With backlogs being created by repairers to regain some of the profits lost, a drastic increase in workload with a smaller cohort of staff, risks pushing out the repair cycle times even further than pre-lockdown and damaging the customer experience. By working closely with industry partners and utilising the latest in repair technology, bodyshops will need to improve decision-making by automating critical parts of the workflow to operate more efficiently and ease the strain on repair cycles.
For example, the use of image technology to speed up damage identification, training VDAs to conduct estimates with images and booking vehicles into the shop on the day the parts are due to arrive on site will drive huge efficiencies, helping to keep cycle times to a minimum. All shops should look at what working practices were put in place during lock-down and draw on these to maintain the standards that enabled such time savings.
No doubt that repair volumes, cash flow and staff safety will remain huge concerns for the global auto body repair industry as we emerge from lockdown. However, in every challenge lies an opportunity to both learn and improve for the future.
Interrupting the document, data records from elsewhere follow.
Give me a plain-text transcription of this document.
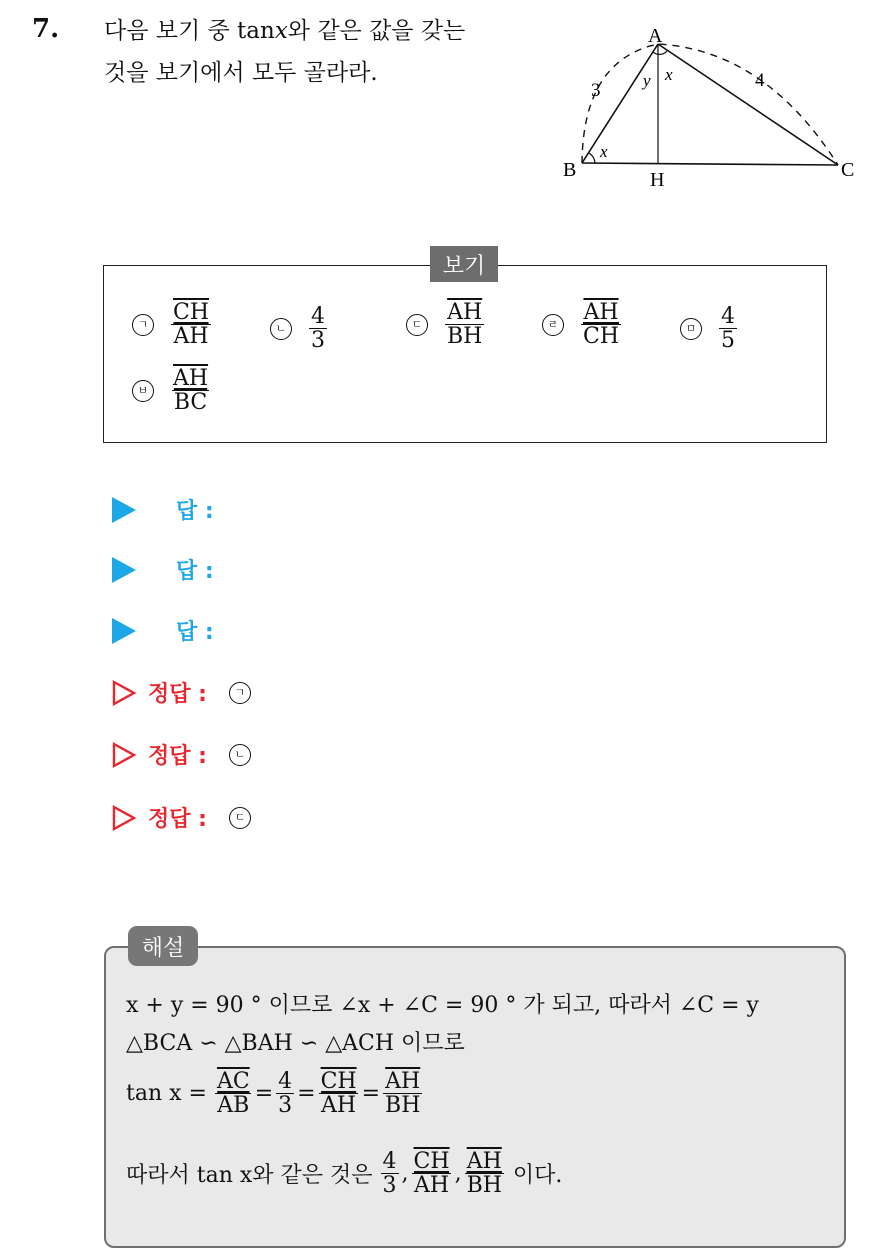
7. 다음 보기 중 tanx와 같은 값을 갖는
것을 보기에서 모두 골라라.
A
B	C
H
3	4
x
y x
보기
ㄱ $\frac{\overline{CH}}{AH}$	ㄴ $\frac{4}{3}$	ㄷ $\frac{\overline{AH}}{BH}$	ㄹ $\frac{\overline{AH}}{CH}$	ㅁ $\frac{4}{5}$
ㅂ $\frac{\overline{AH}}{BC}$
답 :
답 :
답 :
정답 :	ㄱ
정답 :	ㄴ
정답 :	ㄷ
해설
x + y = 90 ° 이므로 ∠x + ∠C = 90 ° 가 되고, 따라서 ∠C = y
△BCA ∽ △BAH ∽ △ACH 이므로
$\tan x = \frac{\overline{AC}}{AB} = \frac{4}{3} = \frac{\overline{CH}}{AH} = \frac{\overline{AH}}{BH}$
따라서 tan x와 같은 것은 $\frac{4}{3}$ , $\frac{\overline{CH}}{AH}$ , $\frac{\overline{AH}}{BH}$ 이다.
For example, many bodyshop owners and managers will exit this period with high appreciation of staff, their loyalty and safety and realise the huge value in strengthening relationships with insurers, accident managers, fleet and private customers post-crisis.
Insurers will also appreciate the work that their repairer partners and the supply chain execute on their behalf to fulfil their promise to their mutual customer, and this could open discussions that lead to a new, more open, more collaborative and supportive relationship, where all parties, especially the claimant, benefit.
At Solera Audatex, our focus will be on supporting industry partners with the technology solutions they need to work as effectively and efficiently as possible, to ensure we all emerge from this crisis stronger and smarter.